In the beginning when I ran I’d think about running, or think about not thinking about running.  I run because I like to get a good workout. I feel strong and that feels good. I run because it’s part of my personal mental health plan, because running outdoors takes you places, because, second only to skydiving and bicycling, you really feel like you are flying.  And that’s a pretty amazing feeling.

When I passed the high school where the football and cheerleading practice is usually taking place the woods part and the sky opens up. I caught a glimpse of the sun setting magenta but kept running.  When I got to the end of my loop I had to stop to watch a few pitches of the Somerville little leaguers.  These kids were young, maybe only 8 or 9, but they could throw!
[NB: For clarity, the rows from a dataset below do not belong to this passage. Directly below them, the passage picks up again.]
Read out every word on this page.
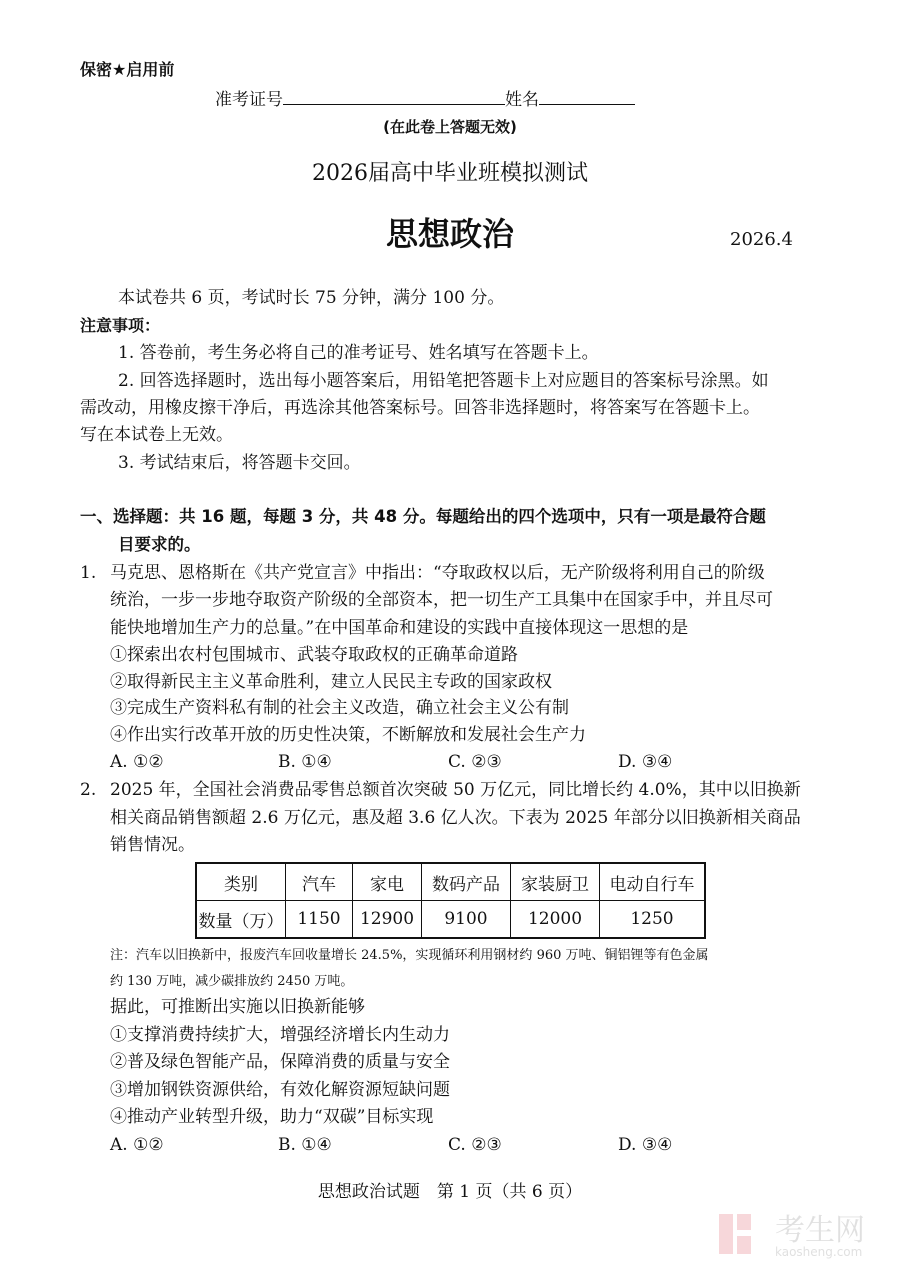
保密★启用前
准考证号	姓名
(在此卷上答题无效)
2026届高中毕业班模拟测试
思想政治	2026.4
本试卷共 6 页，考试时长 75 分钟，满分 100 分。
注意事项：
1. 答卷前，考生务必将自己的准考证号、姓名填写在答题卡上。
2. 回答选择题时，选出每小题答案后，用铅笔把答题卡上对应题目的答案标号涂黑。如
需改动，用橡皮擦干净后，再选涂其他答案标号。回答非选择题时，将答案写在答题卡上。
写在本试卷上无效。
3. 考试结束后，将答题卡交回。
一、选择题：共 16 题，每题 3 分，共 48 分。每题给出的四个选项中，只有一项是最符合题
目要求的。
1. 马克思、恩格斯在《共产党宣言》中指出：“夺取政权以后，无产阶级将利用自己的阶级
统治，一步一步地夺取资产阶级的全部资本，把一切生产工具集中在国家手中，并且尽可
能快地增加生产力的总量。”在中国革命和建设的实践中直接体现这一思想的是
①探索出农村包围城市、武装夺取政权的正确革命道路
②取得新民主主义革命胜利，建立人民民主专政的国家政权
③完成生产资料私有制的社会主义改造，确立社会主义公有制
④作出实行改革开放的历史性决策，不断解放和发展社会生产力
A. ①②	B. ①④	C. ②③	D. ③④
2. 2025 年，全国社会消费品零售总额首次突破 50 万亿元，同比增长约 4.0%，其中以旧换新
相关商品销售额超 2.6 万亿元，惠及超 3.6 亿人次。下表为 2025 年部分以旧换新相关商品
销售情况。
类别	汽车	家电	数码产品	家装厨卫	电动自行车
数量（万）	1150	12900	9100	12000	1250
注：汽车以旧换新中，报废汽车回收量增长 24.5%，实现循环利用钢材约 960 万吨、铜铝锂等有色金属
约 130 万吨，减少碳排放约 2450 万吨。
据此，可推断出实施以旧换新能够
①支撑消费持续扩大，增强经济增长内生动力
②普及绿色智能产品，保障消费的质量与安全
③增加钢铁资源供给，有效化解资源短缺问题
④推动产业转型升级，助力“双碳”目标实现
A. ①②	B. ①④	C. ②③	D. ③④
思想政治试题　第 1 页（共 6 页）
考生网
kaosheng.com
As I turned to make my loop back I started thinking about how my dad used to run track when he was younger (he also used to look a lot like Elivs Presley, but I digress..).  And though I started running to get back in shape, I don’t think I’ll ever stop (well, save for the knees) because “getting in shape” doesn’t have an end.  As my dad would attest, like most things, it’s really a life-long process.

And so it goes, Asi es mi vida corriendo.